Below we add the class annotations (for simplicity, we assume a single class in this colab; though it should be straightforward to extend this to handle multiple classes).  We also convert everything to the format that the training
loop below expects (e.g., everything converted to tensors, classes converted to one-hot representations, etc.).

In [None]:
zero_indexed_groundtruth_classes = tf.convert_to_tensor(0)
gt_classes = tf.expand_dims(tf.one_hot(zero_indexed_groundtruth_classes, num_classes), axis=0)

In [None]:
# gt_classes

# Create model and restore weights for all but last layer

In this cell we build a single stage detection architecture (RetinaNet) and restore all but the classification layer at the top (which will be automatically randomly initialized).

For simplicity, we have hardcoded a number of things in this colab for the specific RetinaNet architecture at hand (including assuming that the image size will always be 640x640), however it is not difficult to generalize to other model configurations.

In [None]:
# Download the checkpoint and put it into models/research/object_detection/test_data/
# 
# !wget http://download.tensorflow.org/models/object_detection/tf2/20200711/ssd_resnet50_v1_fpn_640x640_coco17_tpu-8.tar.gz
# !tar -xf ssd_resnet50_v1_fpn_640x640_coco17_tpu-8.tar.gz
# !mv ssd_resnet50_v1_fpn_640x640_coco17_tpu-8/checkpoint models/research/object_detection/test_data/

In [None]:
tf.keras.backend.clear_session()
# num_classes = 1
# print('Building model and restoring weights for fine-tuning...', flush=True)
# pipeline_config = 'models/research/object_detection/configs/tf2/ssd_resnet50_v1_fpn_640x640_coco17_tpu-8.config'
# checkpoint_path = 'models/research/object_detection/test_data/checkpoint/ckpt-0'

# pipeline_config = r"C:\Users\sky66\Downloads\models\research\ckpt\ssd_resnet50_v1_fpn_640x640_coco17_tpu-8.config"
pipeline_config = r"C:\Users\sky66\Downloads\models\research\ckpt\pipeline.config"
checkpoint_path = r"C:\Users\sky66\Downloads\models\research\ckpt"

# Load pipeline config and build a detection model.
#
# Since we are working off of a COCO architecture which predicts 90
# class slots by default, we override the `num_classes` field here to be just
# one (for our new rubber ducky class).
configs = config_util.get_configs_from_pipeline_file(pipeline_config)
model_config = configs['model']
model_config.ssd.num_classes = num_classes
# model_config.ssd.freeze_batchnorm = True
detection_model = model_builder.build(
      model_config=model_config, is_training=True)

# Set up object-based checkpoint restore --- RetinaNet has two prediction
# `heads` --- one for classification, the other for box regression.  We will
# restore the box regression head but initialize the classification head
# from scratch (we show the omission below by commenting out the line that
# we would add if we wanted to restore both heads)

# Line : _prediction_heads=detection_model._box_predictor._prediction_heads 
#        will determined : the classification head that we will restore or not.
# 在第一次訓練，因為 num_classes 不同、載入的 ckpt也是不同的 num_classes，所以我們會把它註解起來，不執行它。
# 在第一次訓練過後，我們就部會註解起來，會去執行它了。
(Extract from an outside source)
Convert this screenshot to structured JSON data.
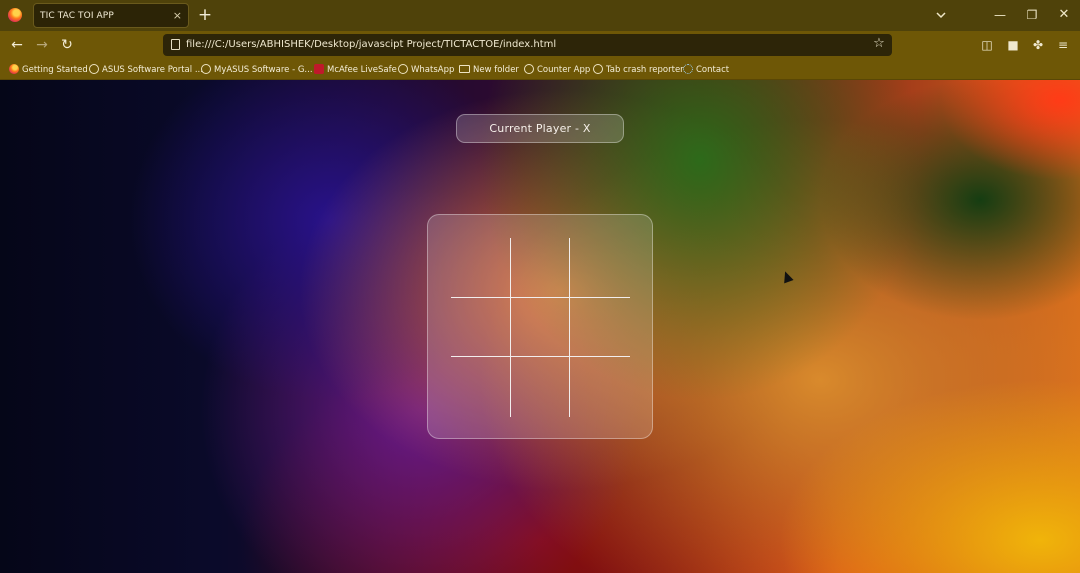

(因為用新儲存的 checkpoint)
fake_box_predictor = tf.compat.v2.train.Checkpoint(
    _base_tower_layers_for_heads=detection_model._box_predictor._base_tower_layers_for_heads,
    _prediction_heads=detection_model._box_predictor._prediction_heads,
    _box_prediction_head=detection_model._box_predictor._box_prediction_head,
    )



fake_model = tf.compat.v2.train.Checkpoint(
          _feature_extractor=detection_model._feature_extractor,
          _box_predictor=fake_box_predictor)
ckpt = tf.compat.v2.train.Checkpoint(model=fake_model)
ckpt_manager = tf.train.CheckpointManager(ckpt, directory=checkpoint_path, max_to_keep=5)
ckpt.restore(ckpt_manager.latest_checkpoint)
# ckpt.restore(checkpoint_path).expect_partial()

# Run model through a dummy image so that variables are created
image, shapes = detection_model.preprocess(tf.zeros([1, 640, 640, 3]))
prediction_dict = detection_model.predict(image, shapes)
_ = detection_model.postprocess(prediction_dict, shapes)
print('Weights restored!')

In [None]:
# pipeline_config = r"C:\Users\sky66\Downloads\models\research\my_model\ssd_resnet50_v1_fpn_640x640_coco17_tpu-8.config"
# checkpoint_path = r"C:\Users\sky66\Downloads\models\research\my_model\new_model"

# Custom training loop



In [None]:
tf.keras.backend.set_learning_phase(True)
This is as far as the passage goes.